Le Journal cite ce responsable gouvernemental disant que les chefs militaires et du renseignement exigeaient de nouvelles mesures pour « infliger aux Russes une douleur réelle». Il écrit qu'ils demandent spécifiquement l’extension du soutien secret aux « rebelles ». L'article suggère que cela pourrait inclure l'approvisionnement des forces anti-Assad en « armes sol-air de pointe pour que les combattants de l'opposition puissent repousser la puissance aérienne russe, le genre de système qui pourrait changer la donne ».
Cela pourrait en effet rapidement « changer la donne » en permettant aux forces par procuration des Etats-Unis d’abattre des avions de guerre russes et créer les conditions d'un affrontement militaire direct entre les Etats-Unis et la Russie. Le Journal fait lui-même le commentaire que, «Toute décision d’aider directement les rebelles à attaquer les soldats russes ou détruire les avions russes pourrait marquer une escalade dramatique du conflit. »
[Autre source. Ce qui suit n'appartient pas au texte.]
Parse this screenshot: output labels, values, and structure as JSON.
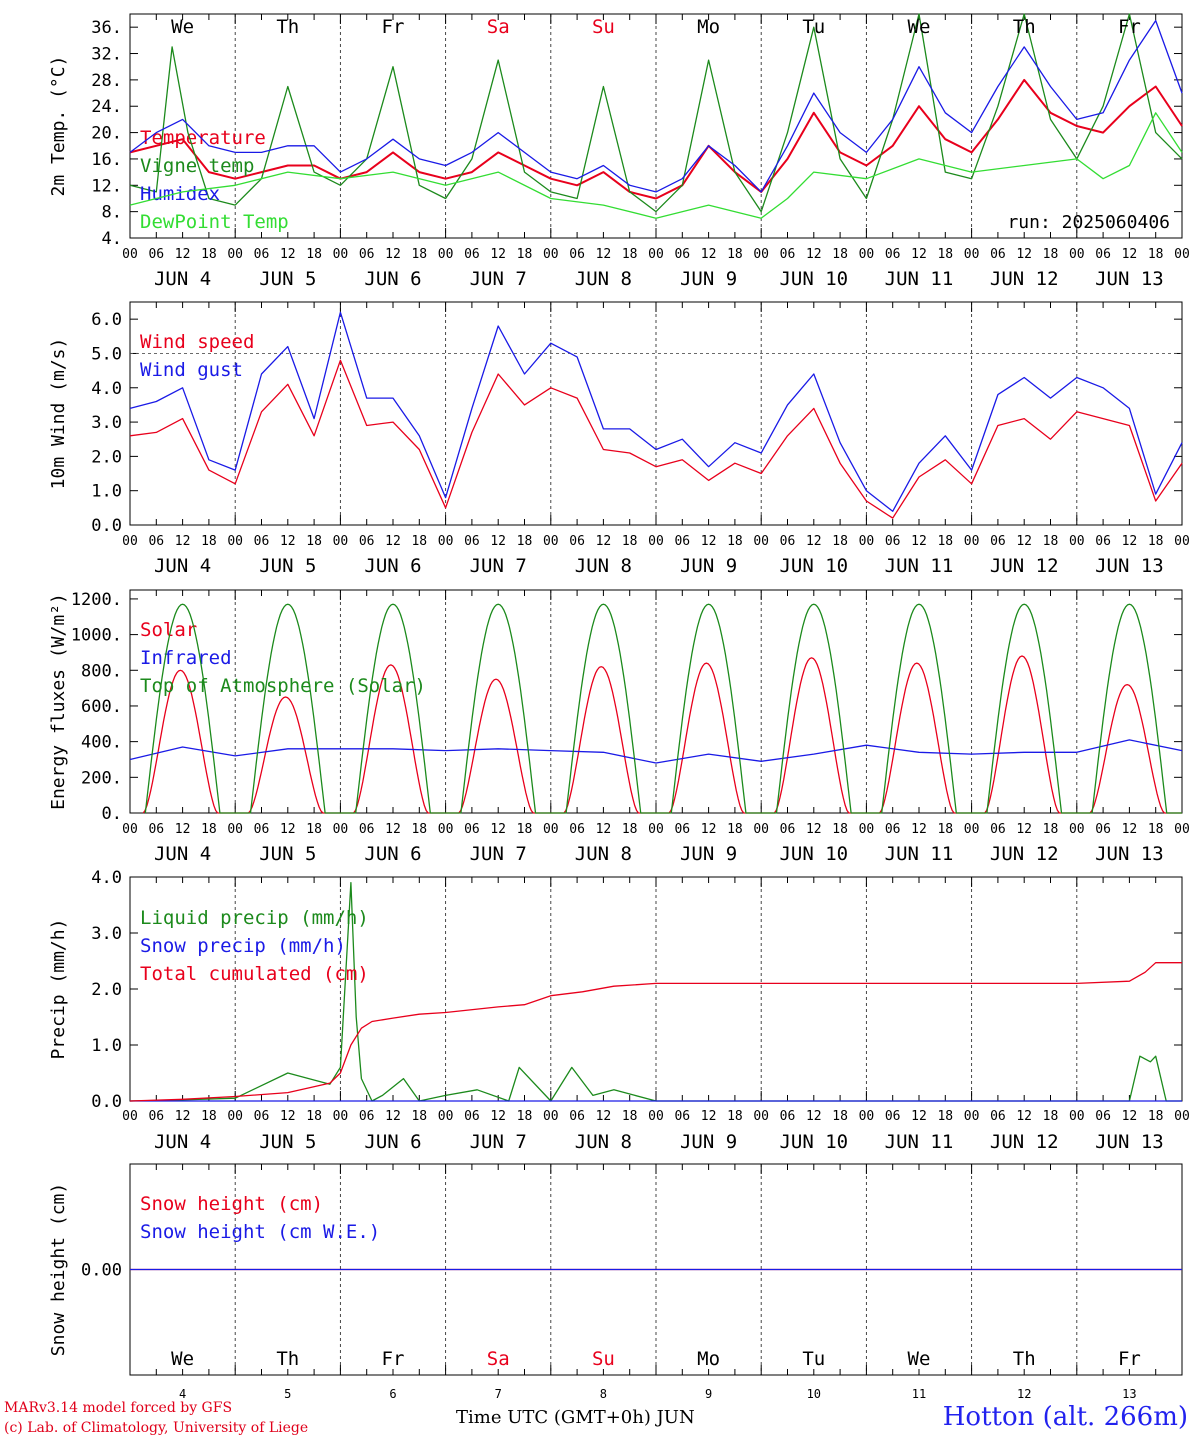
{
  "footer": {
    "model": "MARv3.14 model forced by GFS",
    "lab": "(c) Lab. of Climatology, University of Liege",
    "xlabel": "Time UTC (GMT+0h) JUN",
    "station": "Hotton (alt. 266m)"
  },
  "colors": {
    "red": "#e8001c",
    "green": "#1c8a1c",
    "blue": "#1a1ae6",
    "lightgreen": "#33dd33",
    "weekend": "#e8001c"
  },
  "days": {
    "names": [
      "We",
      "Th",
      "Fr",
      "Sa",
      "Su",
      "Mo",
      "Tu",
      "We",
      "Th",
      "Fr"
    ],
    "weekend": [
      false,
      false,
      false,
      true,
      true,
      false,
      false,
      false,
      false,
      false
    ],
    "dates": [
      "JUN  4",
      "JUN  5",
      "JUN  6",
      "JUN  7",
      "JUN  8",
      "JUN  9",
      "JUN 10",
      "JUN 11",
      "JUN 12",
      "JUN 13"
    ],
    "numbers": [
      "4",
      "5",
      "6",
      "7",
      "8",
      "9",
      "10",
      "11",
      "12",
      "13"
    ],
    "hour_labels": [
      "00",
      "06",
      "12",
      "18"
    ],
    "end_hour": "00"
  },
  "chart_data": [
    {
      "type": "line",
      "ylabel": "2m Temp. (°C)",
      "yticks": [
        "4.",
        "8.",
        "12.",
        "16.",
        "20.",
        "24.",
        "28.",
        "32.",
        "36."
      ],
      "ylim": [
        4,
        38
      ],
      "x_unit": "days from JUN 4 00 UTC",
      "annotation": "run: 2025060406",
      "series": [
        {
          "name": "Temperature",
          "color": "red",
          "x": [
            0,
            0.5,
            0.75,
            1,
            1.25,
            1.5,
            1.75,
            2,
            2.25,
            2.5,
            2.75,
            3,
            3.25,
            3.5,
            3.75,
            4,
            4.25,
            4.5,
            4.75,
            5,
            5.25,
            5.5,
            5.75,
            6,
            6.25,
            6.5,
            6.75,
            7,
            7.25,
            7.5,
            7.75,
            8,
            8.25,
            8.5,
            8.75,
            9,
            9.25,
            9.5,
            9.75,
            10
          ],
          "y": [
            17,
            19,
            14,
            13,
            14,
            15,
            15,
            13,
            14,
            17,
            14,
            13,
            14,
            17,
            15,
            13,
            12,
            14,
            11,
            10,
            12,
            18,
            14,
            11,
            16,
            23,
            17,
            15,
            18,
            24,
            19,
            17,
            22,
            28,
            23,
            21,
            20,
            24,
            27,
            21
          ]
        },
        {
          "name": "Vigne temp",
          "color": "green",
          "x": [
            0,
            0.25,
            0.4,
            0.55,
            0.75,
            1,
            1.25,
            1.5,
            1.75,
            2,
            2.25,
            2.5,
            2.75,
            3,
            3.25,
            3.5,
            3.75,
            4,
            4.25,
            4.5,
            4.75,
            5,
            5.25,
            5.5,
            5.75,
            6,
            6.25,
            6.5,
            6.75,
            7,
            7.25,
            7.5,
            7.75,
            8,
            8.25,
            8.5,
            8.75,
            9,
            9.25,
            9.5,
            9.75,
            10
          ],
          "y": [
            12,
            11,
            33,
            20,
            10,
            9,
            13,
            27,
            14,
            12,
            16,
            30,
            12,
            10,
            16,
            31,
            14,
            11,
            10,
            27,
            11,
            8,
            12,
            31,
            14,
            8,
            20,
            36,
            16,
            10,
            22,
            38,
            14,
            13,
            24,
            38,
            22,
            16,
            24,
            38,
            20,
            16
          ]
        },
        {
          "name": "Humidex",
          "color": "blue",
          "x": [
            0,
            0.25,
            0.5,
            0.75,
            1,
            1.25,
            1.5,
            1.75,
            2,
            2.25,
            2.5,
            2.75,
            3,
            3.25,
            3.5,
            3.75,
            4,
            4.25,
            4.5,
            4.75,
            5,
            5.25,
            5.5,
            5.75,
            6,
            6.25,
            6.5,
            6.75,
            7,
            7.25,
            7.5,
            7.75,
            8,
            8.25,
            8.5,
            8.75,
            9,
            9.25,
            9.5,
            9.75,
            10
          ],
          "y": [
            17,
            20,
            22,
            18,
            17,
            17,
            18,
            18,
            14,
            16,
            19,
            16,
            15,
            17,
            20,
            17,
            14,
            13,
            15,
            12,
            11,
            13,
            18,
            15,
            11,
            18,
            26,
            20,
            17,
            22,
            30,
            23,
            20,
            27,
            33,
            27,
            22,
            23,
            31,
            37,
            26
          ]
        },
        {
          "name": "DewPoint Temp",
          "color": "lightgreen",
          "x": [
            0,
            0.5,
            1,
            1.5,
            2,
            2.5,
            3,
            3.5,
            4,
            4.5,
            5,
            5.5,
            6,
            6.25,
            6.5,
            7,
            7.5,
            8,
            8.5,
            9,
            9.25,
            9.5,
            9.75,
            10
          ],
          "y": [
            9,
            11,
            12,
            14,
            13,
            14,
            12,
            14,
            10,
            9,
            7,
            9,
            7,
            10,
            14,
            13,
            16,
            14,
            15,
            16,
            13,
            15,
            23,
            17
          ]
        }
      ]
    },
    {
      "type": "line",
      "ylabel": "10m Wind (m/s)",
      "yticks": [
        "0.0",
        "1.0",
        "2.0",
        "3.0",
        "4.0",
        "5.0",
        "6.0"
      ],
      "ylim": [
        0,
        6.5
      ],
      "dashed_y": 5,
      "x_unit": "days from JUN 4 00 UTC",
      "series": [
        {
          "name": "Wind speed",
          "color": "red",
          "x": [
            0,
            0.25,
            0.5,
            0.75,
            1,
            1.25,
            1.5,
            1.75,
            2,
            2.25,
            2.5,
            2.75,
            3,
            3.25,
            3.5,
            3.75,
            4,
            4.25,
            4.5,
            4.75,
            5,
            5.25,
            5.5,
            5.75,
            6,
            6.25,
            6.5,
            6.75,
            7,
            7.25,
            7.5,
            7.75,
            8,
            8.25,
            8.5,
            8.75,
            9,
            9.25,
            9.5,
            9.75,
            10
          ],
          "y": [
            2.6,
            2.7,
            3.1,
            1.6,
            1.2,
            3.3,
            4.1,
            2.6,
            4.8,
            2.9,
            3,
            2.2,
            0.5,
            2.7,
            4.4,
            3.5,
            4,
            3.7,
            2.2,
            2.1,
            1.7,
            1.9,
            1.3,
            1.8,
            1.5,
            2.6,
            3.4,
            1.8,
            0.7,
            0.2,
            1.4,
            1.9,
            1.2,
            2.9,
            3.1,
            2.5,
            3.3,
            3.1,
            2.9,
            0.7,
            1.8
          ]
        },
        {
          "name": "Wind gust",
          "color": "blue",
          "x": [
            0,
            0.25,
            0.5,
            0.75,
            1,
            1.25,
            1.5,
            1.75,
            2,
            2.25,
            2.5,
            2.75,
            3,
            3.25,
            3.5,
            3.75,
            4,
            4.25,
            4.5,
            4.75,
            5,
            5.25,
            5.5,
            5.75,
            6,
            6.25,
            6.5,
            6.75,
            7,
            7.25,
            7.5,
            7.75,
            8,
            8.25,
            8.5,
            8.75,
            9,
            9.25,
            9.5,
            9.75,
            10
          ],
          "y": [
            3.4,
            3.6,
            4,
            1.9,
            1.6,
            4.4,
            5.2,
            3.1,
            6.2,
            3.7,
            3.7,
            2.6,
            0.8,
            3.4,
            5.8,
            4.4,
            5.3,
            4.9,
            2.8,
            2.8,
            2.2,
            2.5,
            1.7,
            2.4,
            2.1,
            3.5,
            4.4,
            2.4,
            1,
            0.4,
            1.8,
            2.6,
            1.6,
            3.8,
            4.3,
            3.7,
            4.3,
            4,
            3.4,
            0.9,
            2.4
          ]
        }
      ]
    },
    {
      "type": "line",
      "ylabel": "Energy fluxes (W/m²)",
      "yticks": [
        "0.",
        "200.",
        "400.",
        "600.",
        "800.",
        "1000.",
        "1200."
      ],
      "ylim": [
        0,
        1250
      ],
      "x_unit": "days from JUN 4 00 UTC",
      "series": [
        {
          "name": "Solar",
          "color": "red",
          "peaks": [
            800,
            650,
            830,
            750,
            820,
            840,
            870,
            840,
            880,
            720
          ]
        },
        {
          "name": "Infrared",
          "color": "blue",
          "x": [
            0,
            0.5,
            1,
            1.5,
            2,
            2.5,
            3,
            3.5,
            4,
            4.5,
            5,
            5.5,
            6,
            6.5,
            7,
            7.5,
            8,
            8.5,
            9,
            9.5,
            10
          ],
          "y": [
            300,
            370,
            320,
            360,
            360,
            360,
            350,
            360,
            350,
            340,
            280,
            330,
            290,
            330,
            380,
            340,
            330,
            340,
            340,
            410,
            350
          ]
        },
        {
          "name": "Top of Atmosphere (Solar)",
          "color": "green",
          "peak": 1170
        }
      ]
    },
    {
      "type": "line",
      "ylabel": "Precip (mm/h)",
      "yticks": [
        "0.0",
        "1.0",
        "2.0",
        "3.0",
        "4.0"
      ],
      "ylim": [
        0,
        4
      ],
      "x_unit": "days from JUN 4 00 UTC",
      "series": [
        {
          "name": "Liquid precip (mm/h)",
          "color": "green",
          "x": [
            0,
            0.5,
            1,
            1.5,
            1.7,
            1.9,
            2,
            2.1,
            2.15,
            2.2,
            2.3,
            2.4,
            2.6,
            2.75,
            3,
            3.3,
            3.6,
            3.7,
            4,
            4.2,
            4.4,
            4.6,
            4.8,
            5,
            9.5,
            9.6,
            9.7,
            9.75,
            9.85,
            10
          ],
          "y": [
            0,
            0.02,
            0.05,
            0.5,
            0.4,
            0.3,
            0.6,
            3.9,
            1.5,
            0.4,
            0,
            0.1,
            0.4,
            0,
            0.1,
            0.2,
            0,
            0.6,
            0,
            0.6,
            0.1,
            0.2,
            0.1,
            0,
            0,
            0.8,
            0.7,
            0.8,
            0,
            0
          ]
        },
        {
          "name": "Snow precip (mm/h)",
          "color": "blue",
          "x": [
            0,
            10
          ],
          "y": [
            0,
            0
          ]
        },
        {
          "name": "Total cumulated (cm)",
          "color": "red",
          "x": [
            0,
            0.5,
            1,
            1.5,
            1.9,
            2,
            2.1,
            2.2,
            2.3,
            2.5,
            2.75,
            3,
            3.5,
            3.75,
            4,
            4.3,
            4.6,
            5,
            6,
            7,
            8,
            9,
            9.5,
            9.65,
            9.75,
            10
          ],
          "y": [
            0,
            0.03,
            0.08,
            0.15,
            0.32,
            0.5,
            1,
            1.3,
            1.42,
            1.48,
            1.55,
            1.58,
            1.68,
            1.72,
            1.88,
            1.95,
            2.05,
            2.1,
            2.1,
            2.1,
            2.1,
            2.1,
            2.14,
            2.3,
            2.47,
            2.47
          ]
        }
      ]
    },
    {
      "type": "line",
      "ylabel": "Snow height (cm)",
      "yticks": [
        "0.00"
      ],
      "x_unit": "days from JUN 4 00 UTC",
      "series": [
        {
          "name": "Snow height (cm)",
          "color": "red",
          "x": [
            0,
            10
          ],
          "y": [
            0,
            0
          ]
        },
        {
          "name": "Snow height (cm W.E.)",
          "color": "blue",
          "x": [
            0,
            10
          ],
          "y": [
            0,
            0
          ]
        }
      ]
    }
  ]
}
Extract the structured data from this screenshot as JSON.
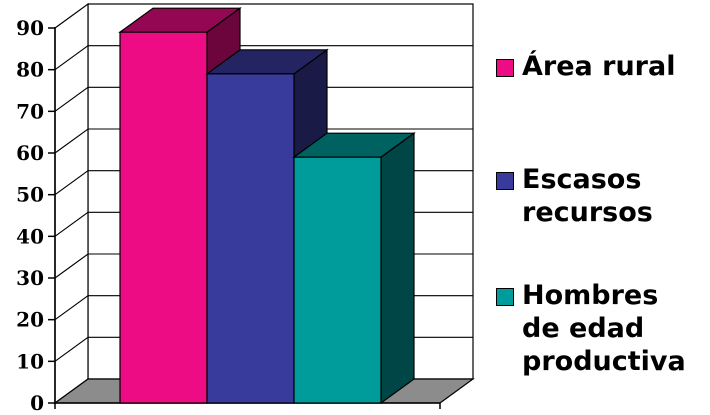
{
  "chart_data": {
    "type": "bar",
    "style": "3d",
    "categories": [
      ""
    ],
    "series": [
      {
        "name": "Área rural",
        "values": [
          89
        ],
        "color": "#ee0c84"
      },
      {
        "name": "Escasos\nrecursos",
        "values": [
          79
        ],
        "color": "#383a9c"
      },
      {
        "name": "Hombres\nde edad\nproductiva",
        "values": [
          59
        ],
        "color": "#009c9c"
      }
    ],
    "ylim": [
      0,
      90
    ],
    "yticks": [
      "0",
      "10",
      "20",
      "30",
      "40",
      "50",
      "60",
      "70",
      "80",
      "90"
    ],
    "grid": true,
    "legend": "right",
    "title": "",
    "xlabel": "",
    "ylabel": ""
  }
}
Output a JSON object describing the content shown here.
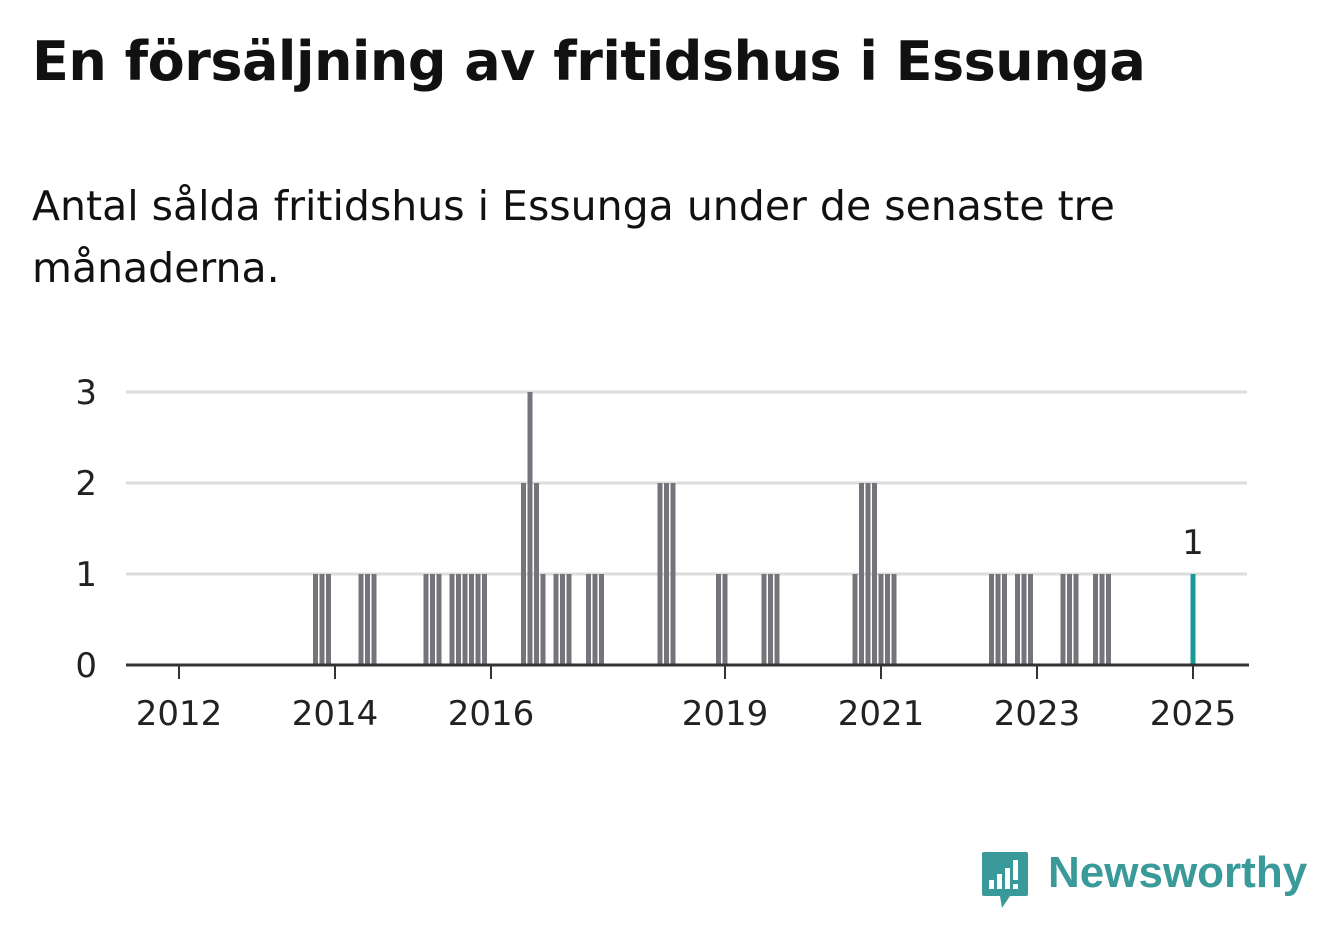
{
  "title": "En försäljning av fritidshus i Essunga",
  "subtitle": "Antal sålda fritidshus i Essunga under de senaste tre månaderna.",
  "brand": {
    "name": "Newsworthy",
    "icon": "newsworthy-logo-icon"
  },
  "colors": {
    "bar": "#75747a",
    "highlight": "#1a9a96",
    "grid": "#dcdcdc",
    "axis": "#333333"
  },
  "chart_data": {
    "type": "bar",
    "x_tick_labels": [
      "2012",
      "2014",
      "2016",
      "2019",
      "2021",
      "2023",
      "2025"
    ],
    "x_tick_dates": [
      "2012-01",
      "2014-01",
      "2016-01",
      "2019-01",
      "2021-01",
      "2023-01",
      "2025-01"
    ],
    "y_ticks": [
      0,
      1,
      2,
      3
    ],
    "ylim": [
      0,
      3
    ],
    "grid": true,
    "highlight_label": "1",
    "bars": [
      {
        "date": "2013-10",
        "value": 1
      },
      {
        "date": "2013-11",
        "value": 1
      },
      {
        "date": "2013-12",
        "value": 1
      },
      {
        "date": "2014-05",
        "value": 1
      },
      {
        "date": "2014-06",
        "value": 1
      },
      {
        "date": "2014-07",
        "value": 1
      },
      {
        "date": "2015-03",
        "value": 1
      },
      {
        "date": "2015-04",
        "value": 1
      },
      {
        "date": "2015-05",
        "value": 1
      },
      {
        "date": "2015-07",
        "value": 1
      },
      {
        "date": "2015-08",
        "value": 1
      },
      {
        "date": "2015-09",
        "value": 1
      },
      {
        "date": "2015-10",
        "value": 1
      },
      {
        "date": "2015-11",
        "value": 1
      },
      {
        "date": "2015-12",
        "value": 1
      },
      {
        "date": "2016-06",
        "value": 2
      },
      {
        "date": "2016-07",
        "value": 3
      },
      {
        "date": "2016-08",
        "value": 2
      },
      {
        "date": "2016-09",
        "value": 1
      },
      {
        "date": "2016-11",
        "value": 1
      },
      {
        "date": "2016-12",
        "value": 1
      },
      {
        "date": "2017-01",
        "value": 1
      },
      {
        "date": "2017-04",
        "value": 1
      },
      {
        "date": "2017-05",
        "value": 1
      },
      {
        "date": "2017-06",
        "value": 1
      },
      {
        "date": "2018-03",
        "value": 2
      },
      {
        "date": "2018-04",
        "value": 2
      },
      {
        "date": "2018-05",
        "value": 2
      },
      {
        "date": "2018-12",
        "value": 1
      },
      {
        "date": "2019-01",
        "value": 1
      },
      {
        "date": "2019-07",
        "value": 1
      },
      {
        "date": "2019-08",
        "value": 1
      },
      {
        "date": "2019-09",
        "value": 1
      },
      {
        "date": "2020-09",
        "value": 1
      },
      {
        "date": "2020-10",
        "value": 2
      },
      {
        "date": "2020-11",
        "value": 2
      },
      {
        "date": "2020-12",
        "value": 2
      },
      {
        "date": "2021-01",
        "value": 1
      },
      {
        "date": "2021-02",
        "value": 1
      },
      {
        "date": "2021-03",
        "value": 1
      },
      {
        "date": "2022-06",
        "value": 1
      },
      {
        "date": "2022-07",
        "value": 1
      },
      {
        "date": "2022-08",
        "value": 1
      },
      {
        "date": "2022-10",
        "value": 1
      },
      {
        "date": "2022-11",
        "value": 1
      },
      {
        "date": "2022-12",
        "value": 1
      },
      {
        "date": "2023-05",
        "value": 1
      },
      {
        "date": "2023-06",
        "value": 1
      },
      {
        "date": "2023-07",
        "value": 1
      },
      {
        "date": "2023-10",
        "value": 1
      },
      {
        "date": "2023-11",
        "value": 1
      },
      {
        "date": "2023-12",
        "value": 1
      },
      {
        "date": "2025-01",
        "value": 1,
        "highlight": true
      }
    ]
  }
}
L'article cite un responsable commentant l’examen par la Maison Blanche de ses options en Syrie: « Pour être clair: nos actions ne visent pas la Russie. Notre axe ne change cependant rien au fait que la Russie, en s’impliquant de plus en plus dans un conflit dangereux au côté d'un dictateur brutal, s’empêtrera dans un bourbier. Si elle ne change pas de trajectoire, la Russie s’infligera ce sort elle-même ».
L'impérialisme américain a été l'instigateur d’une guerre civile qu’il a attisée pour renverser, dans le cadre de sa campagne d’hégémonie sur le Moyen-Orient riche en pétrole, le régime pro-russe et pro-iranien en Syrie et affaiblir la Russie et l'Iran. Cette guerre, qui approche de sa sixième année, a coûté autour de 470.000 vies syriennes, poussé plus de cinq millions de Syriens à l'exil, déplacé des millions de personnes en Syrie même et détruit l'infrastructure sociale et physique du pays. A présent, Washington prépare une escalade qui risque de déclencher une troisième guerre mondiale.